In 2016, the Supreme Court heard a plea by a Muslim man who wanted to wear a beard while serving in the Indian Air Force. The service regulations stated that no Armed Forces personnel are allowed to have facial hair except if their religion prohibits the cutting or shaving of hair. The court, during the hearings, asked Salman Khurshid, a senior advocate, if Islam prohibits cutting of hair or shaving of facial hair. Khurshid said that there were varying interpretations, out of which one said that it is “desirable” to have a beard.

The court did not allow the man to keep his beard, saying that no proof was placed before it to show that his religion prohibited shaving. In addition to this, the court observed that the object and purpose of regulating personal appearance is to “ensure uniformity, cohesiveness, discipline and order” which are indispensable to the armed forces.

However, this was in the context of the armed forces. The Constitution carves out a specific exception, under Article 33, which says that the Parliament can modify the application of fundamental rights to members of the armed forces to ensure proper discharge of their duties and maintain discipline among them.
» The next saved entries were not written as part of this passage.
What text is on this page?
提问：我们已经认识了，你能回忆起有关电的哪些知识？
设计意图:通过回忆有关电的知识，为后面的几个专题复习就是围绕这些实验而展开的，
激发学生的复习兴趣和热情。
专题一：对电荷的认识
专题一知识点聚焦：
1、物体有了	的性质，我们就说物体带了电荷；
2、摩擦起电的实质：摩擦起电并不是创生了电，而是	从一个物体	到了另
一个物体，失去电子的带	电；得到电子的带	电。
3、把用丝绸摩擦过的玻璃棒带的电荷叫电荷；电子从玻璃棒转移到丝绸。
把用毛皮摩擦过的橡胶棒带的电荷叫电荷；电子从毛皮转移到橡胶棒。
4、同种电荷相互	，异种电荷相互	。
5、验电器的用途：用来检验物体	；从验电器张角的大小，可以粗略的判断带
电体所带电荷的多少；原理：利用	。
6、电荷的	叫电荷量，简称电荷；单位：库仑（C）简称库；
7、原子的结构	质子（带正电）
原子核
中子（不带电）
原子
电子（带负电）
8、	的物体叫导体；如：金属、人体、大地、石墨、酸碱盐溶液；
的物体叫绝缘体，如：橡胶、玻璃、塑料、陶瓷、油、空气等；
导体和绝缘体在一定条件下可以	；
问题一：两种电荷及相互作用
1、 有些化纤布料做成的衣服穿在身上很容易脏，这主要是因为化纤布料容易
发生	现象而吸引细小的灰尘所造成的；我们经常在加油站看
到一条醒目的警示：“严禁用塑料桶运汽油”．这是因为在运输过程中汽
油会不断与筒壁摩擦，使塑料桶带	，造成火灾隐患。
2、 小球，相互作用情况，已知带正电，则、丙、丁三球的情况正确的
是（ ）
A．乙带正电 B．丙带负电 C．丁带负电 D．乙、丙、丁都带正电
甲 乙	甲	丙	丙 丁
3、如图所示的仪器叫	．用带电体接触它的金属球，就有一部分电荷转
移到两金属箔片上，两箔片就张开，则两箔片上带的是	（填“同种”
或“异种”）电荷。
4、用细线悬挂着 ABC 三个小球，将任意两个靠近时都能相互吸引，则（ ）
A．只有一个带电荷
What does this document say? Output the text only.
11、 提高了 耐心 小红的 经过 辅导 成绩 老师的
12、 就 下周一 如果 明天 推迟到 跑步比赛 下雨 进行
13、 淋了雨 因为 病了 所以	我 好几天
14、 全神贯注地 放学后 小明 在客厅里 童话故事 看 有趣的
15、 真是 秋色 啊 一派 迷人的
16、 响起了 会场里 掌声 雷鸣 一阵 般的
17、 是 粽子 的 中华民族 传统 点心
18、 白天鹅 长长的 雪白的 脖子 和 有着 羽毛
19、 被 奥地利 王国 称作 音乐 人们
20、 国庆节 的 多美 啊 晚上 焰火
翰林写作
The Supreme Court in 2016 held that a Muslim man could not wear a beard while serving in the Indian Air Force. Representative image. Credit: PTI.

Religion in schools

The courts have also dealt with cases where students have been expelled from schools for following their religious practices. In 1985, three students, belonging to the Christian sect of Jehovah’s Witnesses were expelled from school after they refused to sing the national anthem. They argued that this went against their religious faith.
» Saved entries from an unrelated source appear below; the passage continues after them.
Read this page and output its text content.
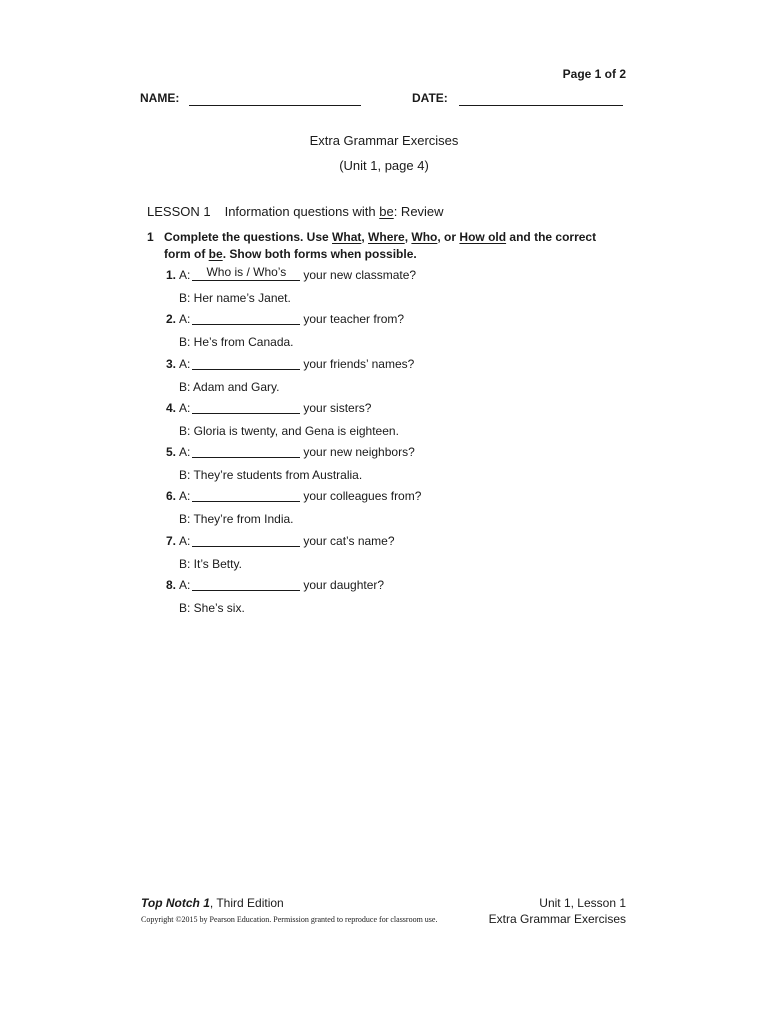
Page 1 of 2
NAME:	DATE:
Extra Grammar Exercises
(Unit 1, page 4)
LESSON 1 Information questions with be: Review
1 Complete the questions. Use What, Where, Who, or How old and the correct form of be. Show both forms when possible.
1. A:	Who is / Who’s	your new classmate?
B: Her name’s Janet.
2. A:	your teacher from?
B: He’s from Canada.
3. A:	your friends’ names?
B: Adam and Gary.
4. A:	your sisters?
B: Gloria is twenty, and Gena is eighteen.
5. A:	your new neighbors?
B: They’re students from Australia.
6. A:	your colleagues from?
B: They’re from India.
7. A:	your cat’s name?
B: It’s Betty.
8. A:	your daughter?
B: She’s six.
Top Notch 1, Third Edition
Copyright ©2015 by Pearson Education. Permission granted to reproduce for classroom use.
Unit 1, Lesson 1
Extra Grammar Exercises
The students contended that their faith did not permit them to followed any rituals except praying to God. However, they stood up to show their respect for the national anthem.

The Supreme Court held that the expulsion violated the student’s freedom of expression and their right to practise religion. The court noted that even though the beliefs of Jehovah’s Witnesses may appear unusual, “the sincerity of their beliefs is beyond question”.
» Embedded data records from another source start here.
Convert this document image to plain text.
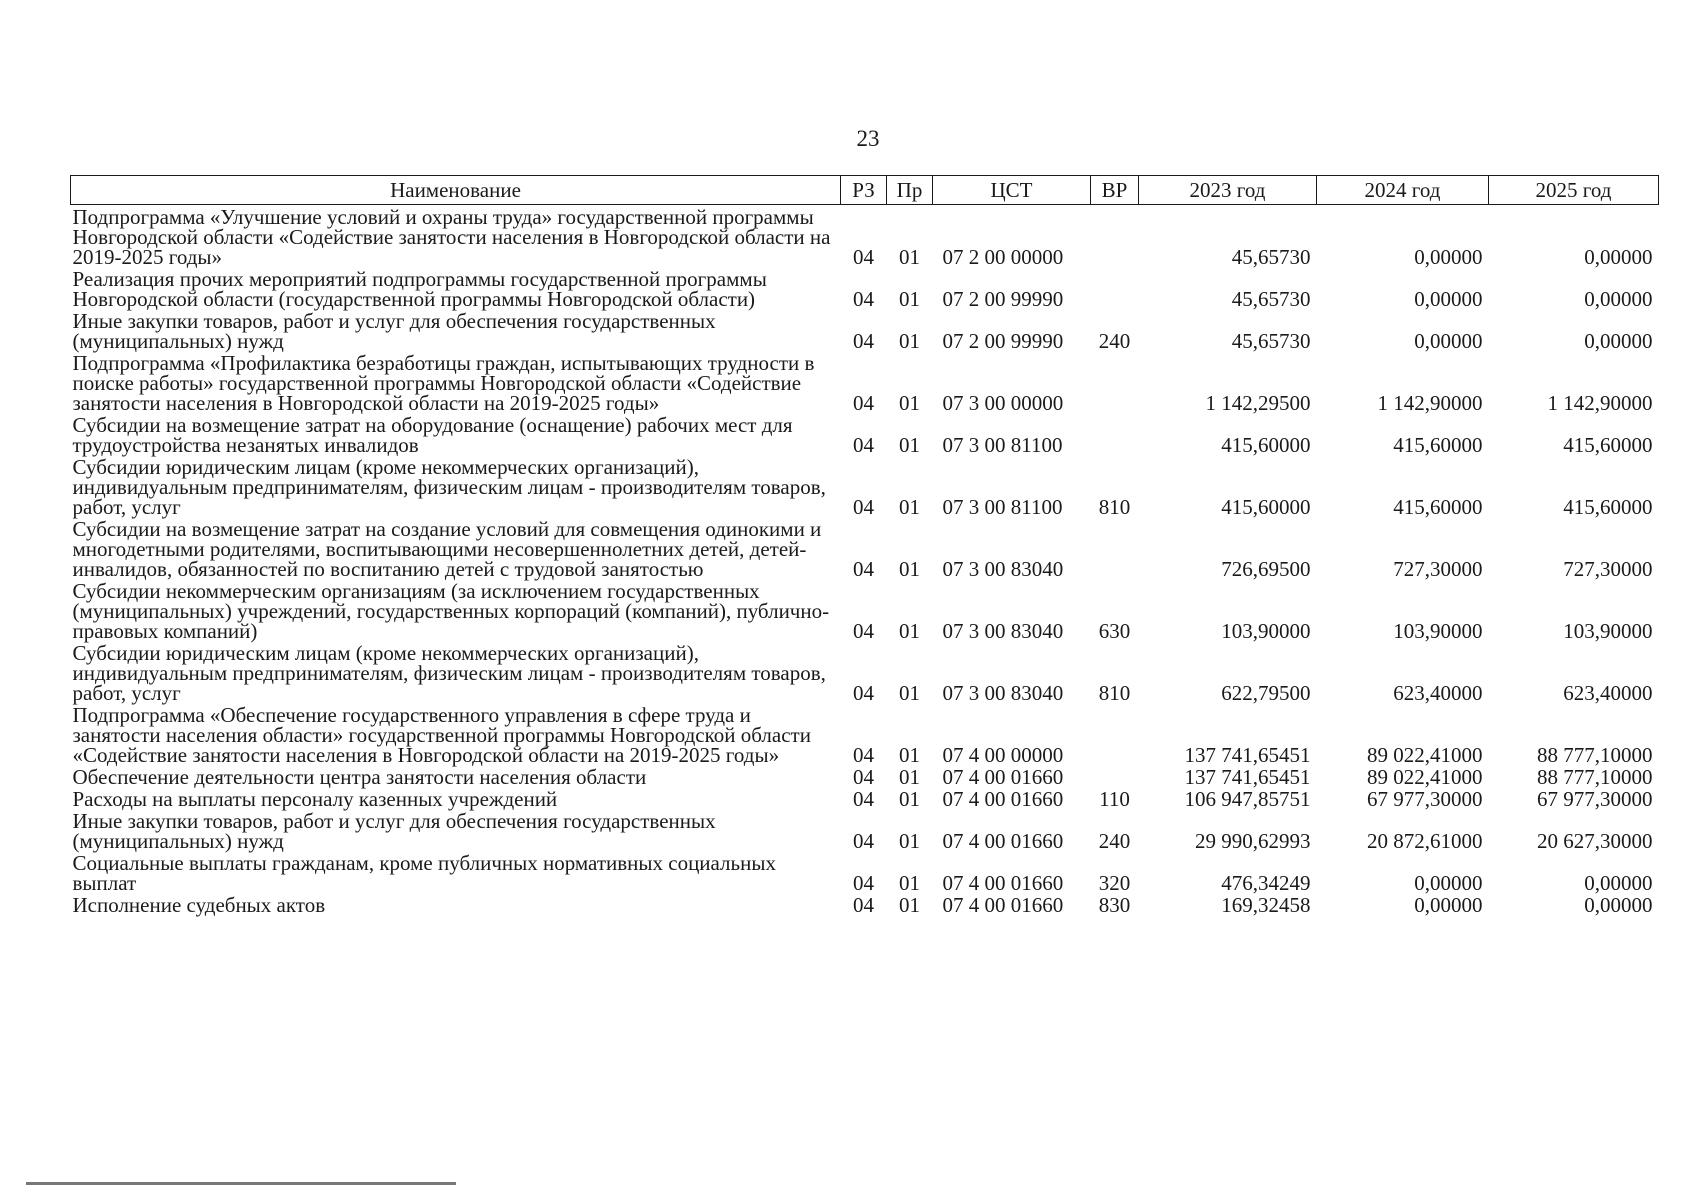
23
Наименование	РЗ	Пр	ЦСТ	ВР	2023 год	2024 год	2025 год
Подпрограмма «Улучшение условий и охраны труда» государственной программы Новгородской области «Содействие занятости населения в Новгородской области на 2019-2025 годы»	04	01	07 2 00 00000		45,65730	0,00000	0,00000
Реализация прочих мероприятий подпрограммы государственной программы Новгородской области (государственной программы Новгородской области)	04	01	07 2 00 99990		45,65730	0,00000	0,00000
Иные закупки товаров, работ и услуг для обеспечения государственных (муниципальных) нужд	04	01	07 2 00 99990	240	45,65730	0,00000	0,00000
Подпрограмма «Профилактика безработицы граждан, испытывающих трудности в поиске работы» государственной программы Новгородской области «Содействие занятости населения в Новгородской области на 2019-2025 годы»	04	01	07 3 00 00000		1 142,29500	1 142,90000	1 142,90000
Субсидии на возмещение затрат на оборудование (оснащение) рабочих мест для трудоустройства незанятых инвалидов	04	01	07 3 00 81100		415,60000	415,60000	415,60000
Субсидии юридическим лицам (кроме некоммерческих организаций), индивидуальным предпринимателям, физическим лицам - производителям товаров, работ, услуг	04	01	07 3 00 81100	810	415,60000	415,60000	415,60000
Субсидии на возмещение затрат на создание условий для совмещения одинокими и многодетными родителями, воспитывающими несовершеннолетних детей, детей- инвалидов, обязанностей по воспитанию детей с трудовой занятостью	04	01	07 3 00 83040		726,69500	727,30000	727,30000
Субсидии некоммерческим организациям (за исключением государственных (муниципальных) учреждений, государственных корпораций (компаний), публично-правовых компаний)	04	01	07 3 00 83040	630	103,90000	103,90000	103,90000
Субсидии юридическим лицам (кроме некоммерческих организаций), индивидуальным предпринимателям, физическим лицам - производителям товаров, работ, услуг	04	01	07 3 00 83040	810	622,79500	623,40000	623,40000
Подпрограмма «Обеспечение государственного управления в сфере труда и занятости населения области» государственной программы Новгородской области «Содействие занятости населения в Новгородской области на 2019-2025 годы»	04	01	07 4 00 00000		137 741,65451	89 022,41000	88 777,10000
Обеспечение деятельности центра занятости населения области	04	01	07 4 00 01660		137 741,65451	89 022,41000	88 777,10000
Расходы на выплаты персоналу казенных учреждений	04	01	07 4 00 01660	110	106 947,85751	67 977,30000	67 977,30000
Иные закупки товаров, работ и услуг для обеспечения государственных (муниципальных) нужд	04	01	07 4 00 01660	240	29 990,62993	20 872,61000	20 627,30000
Социальные выплаты гражданам, кроме публичных нормативных социальных выплат	04	01	07 4 00 01660	320	476,34249	0,00000	0,00000
Исполнение судебных актов	04	01	07 4 00 01660	830	169,32458	0,00000	0,00000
Further, the court said that there was no law that mandated the singing of the national anthem. The Constitution only mentions that all Indian citizens should respect the national anthem, which the students did by standing up for it.

In 1987, the Supreme Court held that students of Jehovah's Witnesses faith had a fundamental right to not sing the national anthem as it went against their religious belief. Representative image.

French versus Indian model of secularism

The issue of wearing a hijab in public has also been contentious in other countries, especially in France. This is because France follows a strict model of secularism which attempts to erase religion from public life. In 2004, it banned prominent religious symbols from schools, including the hijab. In 2011, it banned full-face veils from public spaces, which meant that Muslim women could not wear burqas.

However, the Indian model of secularism is different: instead of attempting to obliterate religion from public spaces it attempts to respect all faiths equally.

Thus, PU College’s move to ban the hijab might be on weak grounds under Indian law given that other religious symbols are not similarly proscribed. “This is not France. This is India,” Anuj Bhuwania, a professor of law at Jindal Global Law School, told “It is not imaginable this can happen with other religious objects, such as the Sikh patka, mangalsutra or the holy cross. I cannot imagine the basis on which this can go on, especially in a public school.”’

Students of PU College claim that people from other religions such as Hinduism are allowed to wear bindis and bangles. Therefore, not allowing the hijab selectively targets Muslims, they say.